On Friday, Feucht received the William J. Seymour award, an honor given to leaders in ministry who exhibit the characteristics of the late Bishop. Past recipients include Lou Engle, Bishop T.D. Jakes, and the late Dr. Myles Munroe.
Feucht says since the start of the pandemic, his heart has been on revival although he has not backed down from Big Tech or from officials who have tried to shut down the events.

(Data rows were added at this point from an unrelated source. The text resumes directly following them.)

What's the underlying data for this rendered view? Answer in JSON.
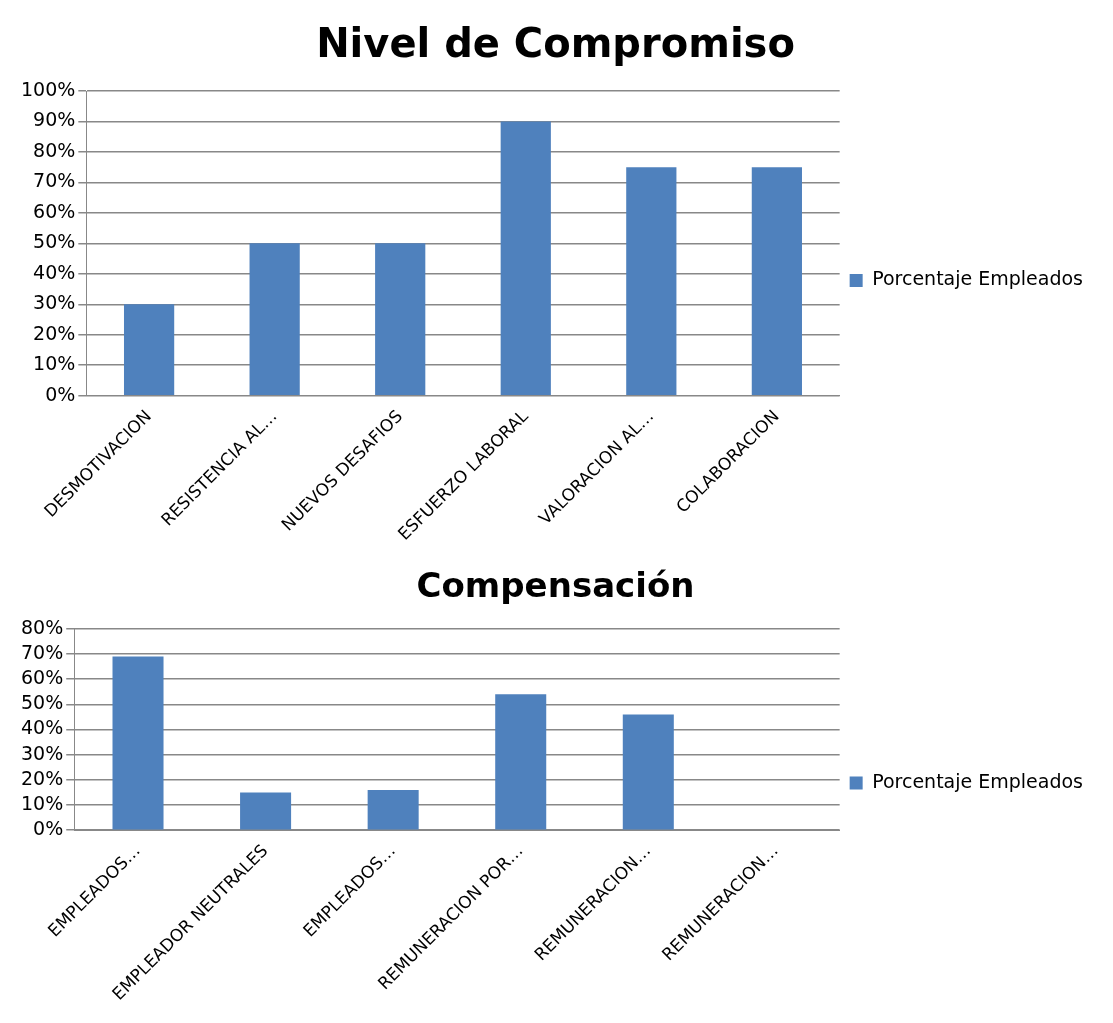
{
  "chart_data": [
    {
      "type": "bar",
      "title": "Nivel de Compromiso",
      "categories": [
        "DESMOTIVACION",
        "RESISTENCIA AL…",
        "NUEVOS DESAFIOS",
        "ESFUERZO LABORAL",
        "VALORACION AL…",
        "COLABORACION"
      ],
      "series": [
        {
          "name": "Porcentaje Empleados",
          "color": "#4f81bd",
          "values": [
            30,
            50,
            50,
            90,
            75,
            75
          ]
        }
      ],
      "ylim": [
        0,
        100
      ],
      "yticks": [
        {
          "value": 0,
          "label": "0%"
        },
        {
          "value": 10,
          "label": "10%"
        },
        {
          "value": 20,
          "label": "20%"
        },
        {
          "value": 30,
          "label": "30%"
        },
        {
          "value": 40,
          "label": "40%"
        },
        {
          "value": 50,
          "label": "50%"
        },
        {
          "value": 60,
          "label": "60%"
        },
        {
          "value": 70,
          "label": "70%"
        },
        {
          "value": 80,
          "label": "80%"
        },
        {
          "value": 90,
          "label": "90%"
        },
        {
          "value": 100,
          "label": "100%"
        }
      ],
      "grid": "y",
      "legend": "right"
    },
    {
      "type": "bar",
      "title": "Compensación",
      "categories": [
        "EMPLEADOS…",
        "EMPLEADOR NEUTRALES",
        "EMPLEADOS…",
        "REMUNERACION POR…",
        "REMUNERACION…",
        "REMUNERACION…"
      ],
      "series": [
        {
          "name": "Porcentaje Empleados",
          "color": "#4f81bd",
          "values": [
            69,
            15,
            16,
            54,
            46,
            0
          ]
        }
      ],
      "ylim": [
        0,
        80
      ],
      "yticks": [
        {
          "value": 0,
          "label": "0%"
        },
        {
          "value": 10,
          "label": "10%"
        },
        {
          "value": 20,
          "label": "20%"
        },
        {
          "value": 30,
          "label": "30%"
        },
        {
          "value": 40,
          "label": "40%"
        },
        {
          "value": 50,
          "label": "50%"
        },
        {
          "value": 60,
          "label": "60%"
        },
        {
          "value": 70,
          "label": "70%"
        },
        {
          "value": 80,
          "label": "80%"
        }
      ],
      "grid": "y",
      "legend": "right"
    }
  ]
}
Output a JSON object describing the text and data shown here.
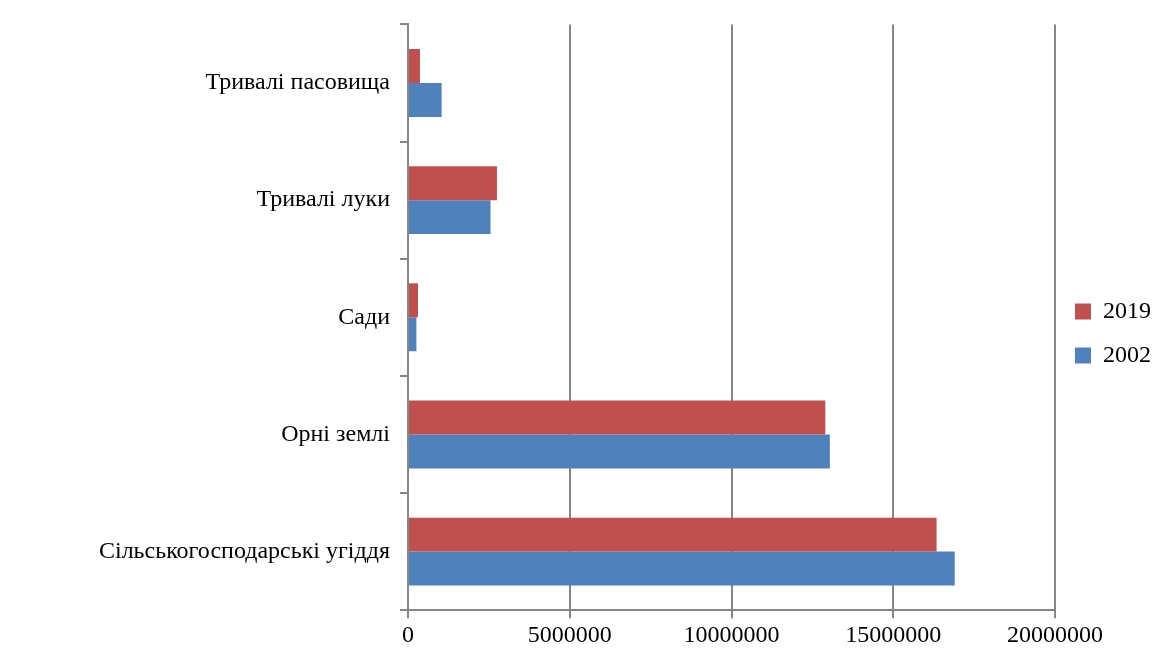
{
  "chart_data": {
    "type": "bar",
    "orientation": "horizontal",
    "categories": [
      "Тривалі пасовища",
      "Тривалі луки",
      "Сади",
      "Орні землі",
      "Сільськогосподарські угіддя"
    ],
    "series": [
      {
        "name": "2019",
        "color": "#c0504d",
        "values": [
          370000,
          2750000,
          310000,
          12900000,
          16340000
        ]
      },
      {
        "name": "2002",
        "color": "#4f81bd",
        "values": [
          1040000,
          2550000,
          260000,
          13040000,
          16900000
        ]
      }
    ],
    "xlim": [
      0,
      20000000
    ],
    "xticks": [
      0,
      5000000,
      10000000,
      15000000,
      20000000
    ],
    "grid": "x",
    "legend": "right"
  }
}
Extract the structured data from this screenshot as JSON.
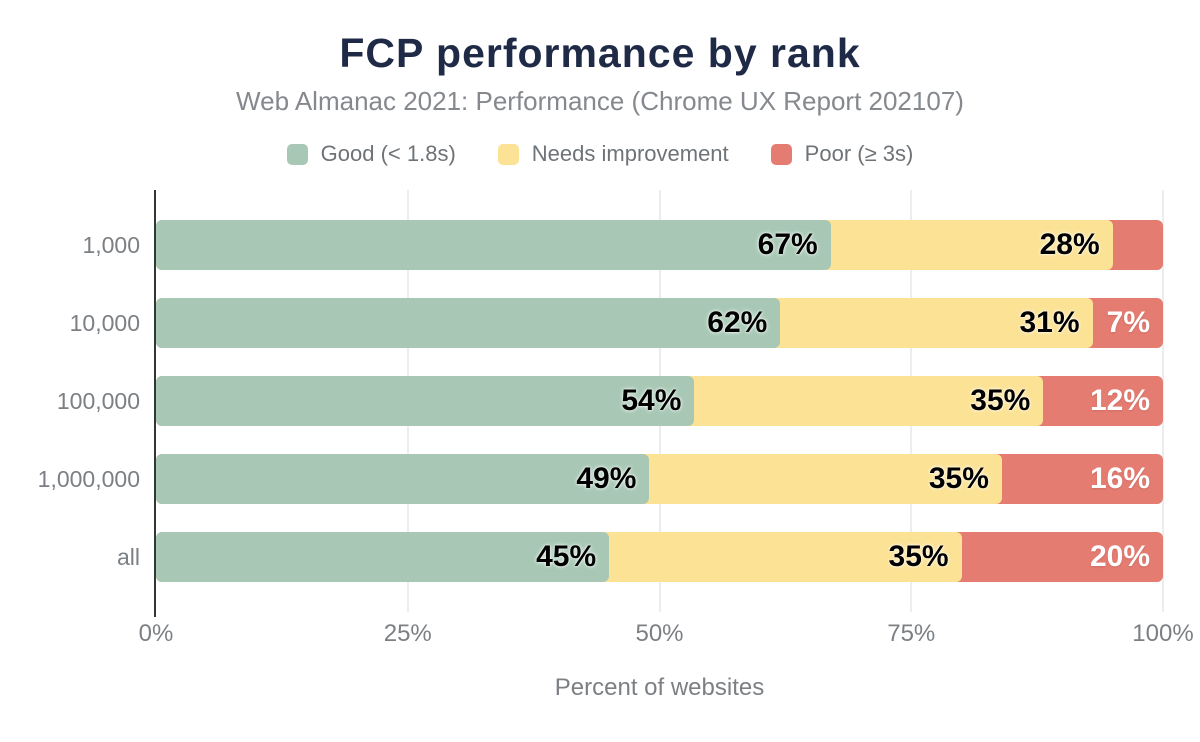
{
  "header": {
    "title": "FCP performance by rank",
    "subtitle": "Web Almanac 2021: Performance (Chrome UX Report 202107)"
  },
  "colors": {
    "title_text": "#1f2a47",
    "subtitle_text": "#85898e",
    "axis_text": "#7c8085",
    "axis_line": "#333639",
    "gridline": "#ebedee",
    "good": "#a8c8b5",
    "needs_improvement": "#fce294",
    "poor": "#e57c72"
  },
  "chart_data": {
    "type": "bar",
    "orientation": "horizontal",
    "stacked": true,
    "title": "FCP performance by rank",
    "subtitle": "Web Almanac 2021: Performance (Chrome UX Report 202107)",
    "categories": [
      "1,000",
      "10,000",
      "100,000",
      "1,000,000",
      "all"
    ],
    "series": [
      {
        "name": "Good (< 1.8s)",
        "color": "#a8c8b5",
        "label_style": "dark",
        "values": [
          67,
          62,
          54,
          49,
          45
        ],
        "labels": [
          "67%",
          "62%",
          "54%",
          "49%",
          "45%"
        ]
      },
      {
        "name": "Needs improvement",
        "color": "#fce294",
        "label_style": "dark",
        "values": [
          28,
          31,
          35,
          35,
          35
        ],
        "labels": [
          "28%",
          "31%",
          "35%",
          "35%",
          "35%"
        ]
      },
      {
        "name": "Poor (≥ 3s)",
        "color": "#e57c72",
        "label_style": "light",
        "values": [
          5,
          7,
          12,
          16,
          20
        ],
        "labels": [
          "",
          "7%",
          "12%",
          "16%",
          "20%"
        ]
      }
    ],
    "xlabel": "Percent of websites",
    "ylabel": "",
    "x_ticks": [
      "0%",
      "25%",
      "50%",
      "75%",
      "100%"
    ],
    "x_tick_values": [
      0,
      25,
      50,
      75,
      100
    ],
    "xlim": [
      0,
      100
    ],
    "legend_position": "top",
    "grid": "vertical"
  }
}
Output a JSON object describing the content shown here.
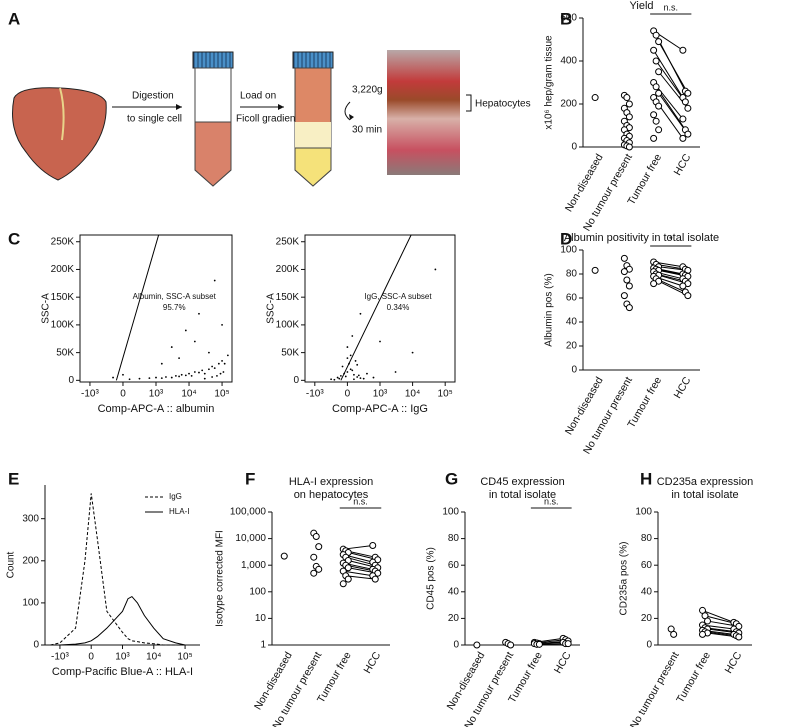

"I think inherently there is a calling on believers to obey God rather than man but really at the end of the day, we just want revival. We have to have it for our nation," he explained.
"I think we really have to follow the call. And I think that the book of Acts is a really great reminder for this season," Feucht shared. "In Acts 4, Paul and Peter got in trouble by the government and then they went back together with other believers and prayed that God would make them more bold so that they could get into more trouble."